I am trying to webscrape "https://www.futbol24.com/" and I am recognised as bot. I tried everything, including the removal of signatures in the javascript of chromedriver.exe, or changing user-agent and proxy, or playing with the several chrome_options.
However, I do reach the website if I simply use Chrome while it always fail whenever I use chromedriver instead. I think there may be something in the headers suggesting to the website when I try to access it by script or not.
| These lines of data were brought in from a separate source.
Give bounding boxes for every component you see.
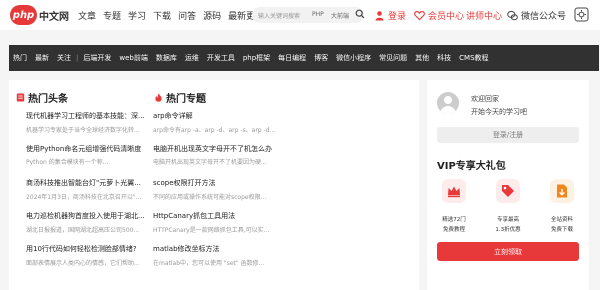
news-item-desc: 面部表情展示人类内心的情感，它们帮助... <box>26 260 140 267</box>
topic-item-desc: arp命令有arp -a、arp -d、arp -s、arp -d... <box>153 127 276 134</box>
claim-now-button[interactable]: 立刻领取 <box>437 242 579 261</box>
news-item-title[interactable]: 商汤科技推出智能台灯"元萝卜光翼... <box>26 178 141 188</box>
logo-badge: php <box>10 5 37 25</box>
download-file-icon <box>557 184 567 198</box>
hot-news-heading: 热门头条 <box>16 90 68 105</box>
perk-line1: 全站资料 <box>550 217 573 223</box>
perk-icon-box <box>496 179 520 203</box>
perk-line2: 免费下载 <box>550 227 573 233</box>
top-nav-articles[interactable]: 文章 <box>78 9 96 22</box>
news-item-desc: 2024年1月3日，商汤科技在北京召开以"... <box>26 194 142 201</box>
flame-icon <box>155 93 162 102</box>
category-latest[interactable]: 最新 <box>31 53 53 63</box>
news-item-title[interactable]: 现代机器学习工程师的基本技能：深... <box>26 111 145 121</box>
top-nav-topics[interactable]: 专题 <box>103 9 121 22</box>
settings-icon[interactable] <box>574 7 589 22</box>
content-card: 热门头条 现代机器学习工程师的基本技能：深... 机器学习专家处于当今全球经济数… <box>9 80 419 290</box>
login-register-button[interactable]: 登录/注册 <box>437 127 579 143</box>
topic-item-title[interactable]: scope权限打开方法 <box>153 178 216 188</box>
category-php-framework[interactable]: php框架 <box>239 53 274 63</box>
top-nav-qa[interactable]: 问答 <box>178 9 196 22</box>
category-database[interactable]: 数据库 <box>152 53 181 63</box>
category-cms[interactable]: CMS教程 <box>455 53 492 63</box>
member-center-label: 会员中心 <box>428 12 465 22</box>
search-input[interactable]: 输入关键词搜索 PHP 大前端 <box>252 7 364 23</box>
vip-perk-discount[interactable]: 专享最高 1.3折优惠 <box>486 179 530 233</box>
avatar <box>437 92 459 114</box>
user-sidebar: 欢迎回家 开始今天的学习吧 登录/注册 VIP专享大礼包 精选72门 免费教程 … <box>427 80 589 290</box>
avatar-body-shape <box>440 106 456 114</box>
topic-item-title[interactable]: matlab修改坐标方法 <box>153 244 220 254</box>
news-item-desc: 湖北日报报道，国网湖北超高压公司500... <box>26 227 140 234</box>
category-nav: 热门 最新 关注 | 后端开发 web前端 数据库 运维 开发工具 php框架 … <box>9 45 599 71</box>
category-daily-coding[interactable]: 每日编程 <box>274 53 310 63</box>
topic-item-title[interactable]: HttpCanary抓包工具用法 <box>153 211 235 221</box>
search-placeholder: 输入关键词搜索 <box>258 13 301 20</box>
instructor-center-label: 讲师中心 <box>466 12 503 22</box>
wechat-icon <box>507 10 518 21</box>
top-header: php 中文网 文章 专题 学习 下载 问答 源码 最新更新 输入关键词搜索 P… <box>0 0 600 30</box>
instructor-center-link[interactable]: 讲师中心 <box>466 9 502 22</box>
category-mini-program[interactable]: 微信小程序 <box>332 53 375 63</box>
category-following[interactable]: 关注 <box>53 53 75 63</box>
perk-line1: 精选72门 <box>442 217 466 223</box>
topic-item-desc: 不同的应用或操作系统可能对scope权限... <box>153 194 267 201</box>
user-icon <box>375 11 384 21</box>
topic-item-title[interactable]: arp命令详解 <box>153 111 193 121</box>
welcome-subtext: 开始今天的学习吧 <box>471 108 527 116</box>
news-item-desc: Python 的集合模块有一个称... <box>26 159 109 166</box>
news-item-title[interactable]: 用10行代码如何轻松检测脸部情绪? <box>26 244 137 254</box>
top-nav-download[interactable]: 下载 <box>153 9 171 22</box>
topic-item-desc: 在matlab中，您可以使用 "set" 函数修... <box>153 260 265 267</box>
top-nav: 文章 专题 学习 下载 问答 源码 最新更新 <box>78 9 264 22</box>
category-ops[interactable]: 运维 <box>181 53 203 63</box>
top-nav-source[interactable]: 源码 <box>203 9 221 22</box>
category-hot[interactable]: 热门 <box>9 53 31 63</box>
document-icon <box>16 93 25 102</box>
search-hot-tag-php[interactable]: PHP <box>312 11 324 18</box>
category-web-frontend[interactable]: web前端 <box>115 53 151 63</box>
perk-icon-box <box>550 179 574 203</box>
vip-package-title: VIP专享大礼包 <box>437 161 506 172</box>
perk-line2: 1.3折优惠 <box>495 227 521 233</box>
category-tech[interactable]: 科技 <box>433 53 455 63</box>
member-center-link[interactable]: 会员中心 <box>414 9 464 22</box>
topic-item-desc: HTTPCanary是一款网络抓包工具,可以实... <box>153 227 270 234</box>
hot-topics-heading: 热门专题 <box>154 90 206 105</box>
vip-perk-free-courses[interactable]: 精选72门 免费教程 <box>432 179 476 233</box>
category-other[interactable]: 其他 <box>411 53 433 63</box>
welcome-text: 欢迎回家 <box>471 95 499 103</box>
topic-item-title[interactable]: 电脑开机出现英文字母开不了机怎么办 <box>153 144 272 154</box>
perk-line2: 免费教程 <box>442 227 465 233</box>
news-item-title[interactable]: 电力巡检机器狗首度投入使用于湖北... <box>26 211 145 221</box>
heart-icon <box>414 11 425 21</box>
wechat-link[interactable]: 微信公众号 <box>507 9 566 22</box>
crown-icon <box>448 186 460 198</box>
avatar-head-shape <box>444 96 452 104</box>
vip-perk-downloads[interactable]: 全站资料 免费下载 <box>540 179 584 233</box>
perk-icon-box <box>442 179 466 203</box>
news-item-title[interactable]: 使用Python命名元组增强代码清晰度 <box>26 144 141 154</box>
category-blog[interactable]: 博客 <box>310 53 332 63</box>
category-dev-tools[interactable]: 开发工具 <box>203 53 239 63</box>
category-backend[interactable]: 后端开发 <box>79 53 115 63</box>
login-label: 登录 <box>388 12 407 22</box>
category-faq[interactable]: 常见问题 <box>375 53 411 63</box>
login-link[interactable]: 登录 <box>374 9 406 22</box>
wechat-label: 微信公众号 <box>521 12 567 22</box>
logo-text: 中文网 <box>39 11 69 23</box>
top-nav-learn[interactable]: 学习 <box>128 9 146 22</box>
hot-topics-title: 热门专题 <box>166 94 206 105</box>
news-item-desc: 机器学习专家处于当今全球经济数字化转... <box>26 127 140 134</box>
hot-news-title: 热门头条 <box>28 94 68 105</box>
search-hot-tag-frontend[interactable]: 大前端 <box>331 11 349 20</box>
topic-item-desc: 电脑开机出现英文字母开不了机要因为硬... <box>153 159 267 166</box>
search-icon[interactable] <box>355 9 365 19</box>
perk-line1: 专享最高 <box>496 217 519 223</box>
site-logo[interactable]: php 中文网 <box>10 5 69 25</box>
discount-tag-icon <box>502 185 514 197</box>
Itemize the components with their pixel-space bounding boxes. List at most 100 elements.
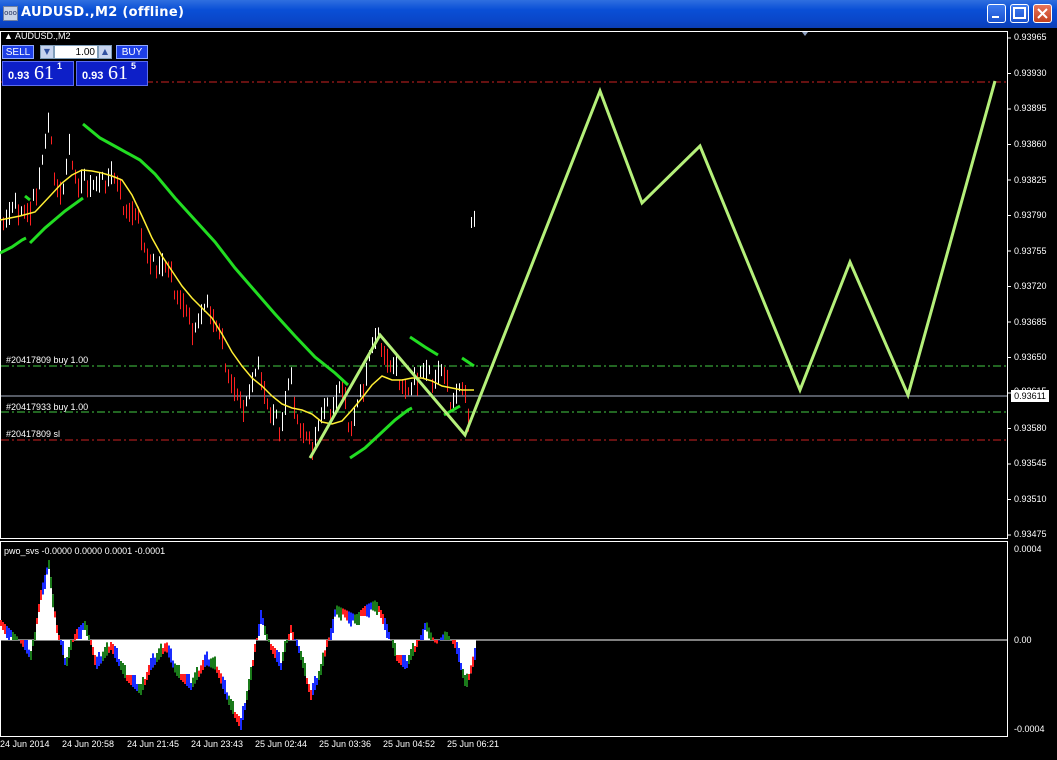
histogram-bar [46,567,48,640]
histogram-accent [342,608,344,615]
lot-up-arrow[interactable]: ▲ [98,45,112,59]
histogram-accent [354,614,356,624]
histogram-accent [398,655,400,663]
histogram-accent [266,634,268,640]
histogram-accent [286,640,288,643]
histogram-accent [84,621,86,630]
histogram-accent [310,690,312,700]
chart-window-icon[interactable]: ooo [3,6,18,21]
histogram-accent [72,640,74,642]
histogram-accent [326,640,328,647]
histogram-accent [128,675,130,683]
histogram-accent [472,656,474,667]
histogram-accent [112,644,114,654]
time-axis-label: 25 Jun 02:44 [255,739,308,749]
histogram-accent [186,674,188,686]
lot-size-input[interactable]: 1.00 [54,45,98,59]
sell-price-box[interactable]: 0.93 61 1 [2,61,74,86]
histogram-accent [208,659,210,667]
close-button[interactable] [1033,4,1052,23]
histogram-accent [378,606,380,612]
histogram-accent [444,631,446,640]
histogram-accent [346,610,348,621]
histogram-accent [28,649,30,657]
histogram-accent [290,625,292,633]
histogram-accent [236,714,238,722]
indicator-border [0,541,1008,737]
histogram-accent [148,665,150,675]
histogram-bar [126,640,128,681]
histogram-accent [256,638,258,640]
histogram-accent [86,625,88,636]
histogram-accent [204,654,206,667]
maximize-button[interactable] [1010,4,1029,23]
histogram-accent [202,660,204,670]
buy-price-box[interactable]: 0.93 61 5 [76,61,148,86]
histogram-accent [362,608,364,616]
histogram-accent [348,611,350,624]
histogram-accent [404,655,406,669]
price-axis-label: 0.93580 [1014,423,1047,433]
histogram-accent [48,560,50,569]
histogram-accent [448,636,450,640]
order-label-2: #20417933 buy 1.00 [6,402,89,412]
histogram-accent [470,665,472,674]
histogram-accent [98,652,100,666]
histogram-accent [36,618,38,624]
price-axis-label: 0.93685 [1014,317,1047,327]
chart-area[interactable]: SELL ▼ 1.00 ▲ BUY 0.93 61 1 0.93 61 5 ▲ … [0,28,1057,760]
histogram-accent [2,622,4,630]
histogram-accent [264,626,266,635]
histogram-accent [228,695,230,705]
histogram-accent [216,666,218,673]
histogram-accent [154,657,156,665]
sell-price-prefix: 0.93 [8,70,30,82]
histogram-accent [462,669,464,678]
histogram-accent [324,650,326,657]
histogram-accent [392,640,394,648]
histogram-accent [168,645,170,658]
histogram-accent [270,644,272,650]
histogram-accent [38,604,40,612]
histogram-accent [82,623,84,630]
histogram-accent [50,577,52,589]
histogram-accent [288,634,290,640]
histogram-accent [312,683,314,695]
indicator-label: pwo_svs -0.0000 0.0000 0.0001 -0.0001 [4,546,166,556]
price-axis-label: 0.93650 [1014,352,1047,362]
histogram-accent [122,663,124,674]
minimize-button[interactable] [987,4,1006,23]
lot-down-arrow[interactable]: ▼ [40,45,54,59]
chart-canvas[interactable] [0,28,1057,760]
histogram-accent [428,627,430,639]
current-price-tag: 0.93611 [1011,390,1049,402]
histogram-accent [130,675,132,685]
price-axis-label: 0.93755 [1014,246,1047,256]
histogram-accent [384,618,386,630]
histogram-accent [182,674,184,682]
price-axis-label: 0.93510 [1014,494,1047,504]
histogram-accent [438,640,440,641]
histogram-accent [20,640,22,644]
histogram-accent [252,660,254,666]
histogram-accent [464,675,466,686]
histogram-accent [132,675,134,687]
histogram-accent [218,670,220,678]
histogram-accent [12,632,14,640]
histogram-accent [294,639,296,640]
histogram-accent [32,640,34,646]
histogram-accent [88,635,90,640]
histogram-accent [76,629,78,639]
histogram-accent [220,673,222,684]
time-axis-label: 24 Jun 2014 [0,739,50,749]
close-icon [1037,8,1048,19]
histogram-accent [278,652,280,666]
histogram-accent [248,679,250,690]
buy-button[interactable]: BUY [116,45,148,59]
sell-button[interactable]: SELL [2,45,34,59]
histogram-accent [250,667,252,680]
histogram-accent [80,625,82,639]
histogram-accent [254,644,256,652]
main-chart-border [0,31,1008,539]
histogram-accent [364,606,366,616]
However, it seems it is impossible (or quite diffucult) to change the headers.
I am not expert about networking, so there may be some solution I could not find yet. Can somebody help me with that?
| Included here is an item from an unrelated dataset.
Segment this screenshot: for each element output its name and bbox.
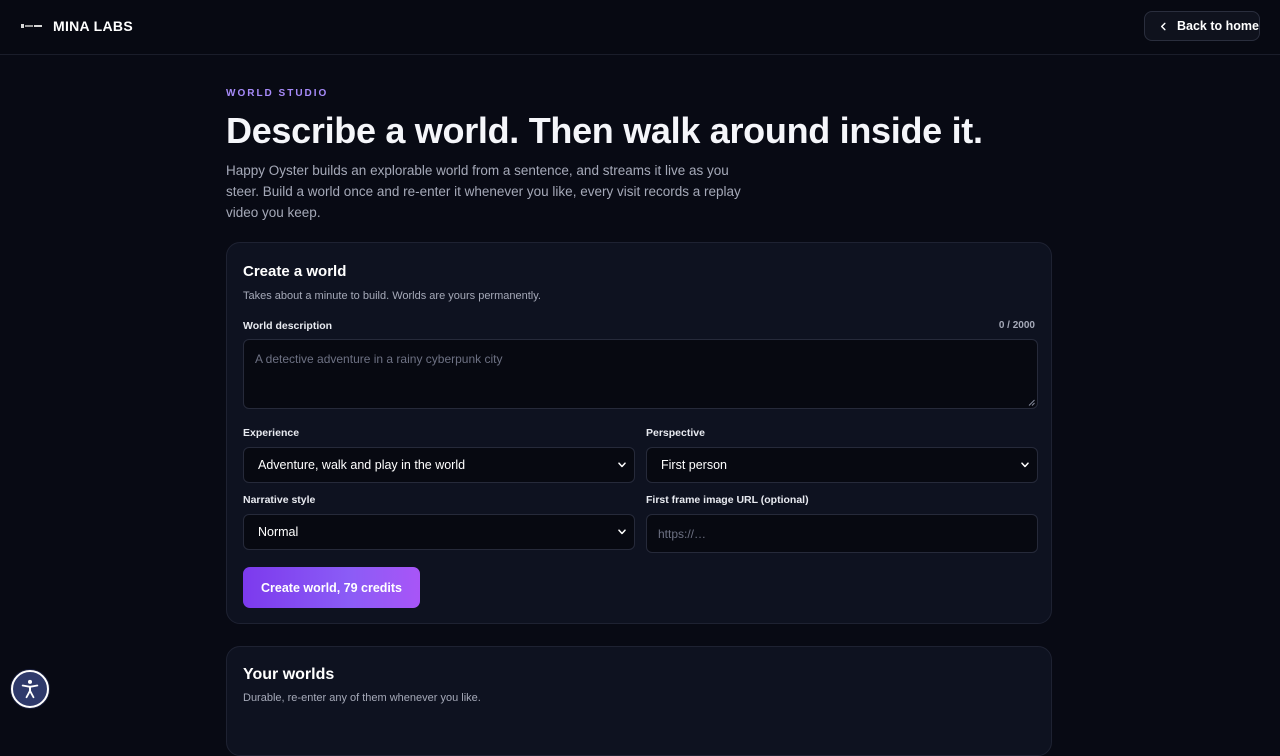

CodePudding user response:
you can use undetected-chromedriver
CodePudding user response:
Try this. It seems no problem
ChromeDriver driver;
ChromeOptions options = new ChromeOptions();
options.AcceptInsecureCertificates = true;
var service = ChromeDriverService.CreateDefaultService();
service.HideCommandPromptWindow = true;
options.BinaryLocation = @"Chrome\Chrome\Chrome.exe";
options.AddArguments("user-data-dir=/path/to/your/custom/profilotest");
options.AddArguments(new List<string>() { "no-sandbox", "disable-gpu" });
//options.AddArgument("headless");
options.AddUserProfilePreference("browser.download.useDownloadDir", true);
options.AddArguments("--browser.helperApps.neverAsk.saveToDisk=pdf");
options.AddUserProfilePreference("plugins.always_open_pdf_externally", true);
driver = new ChromeDriver(service, options);
driver.Navigate().GoToUrl("https://www.futbol24.com");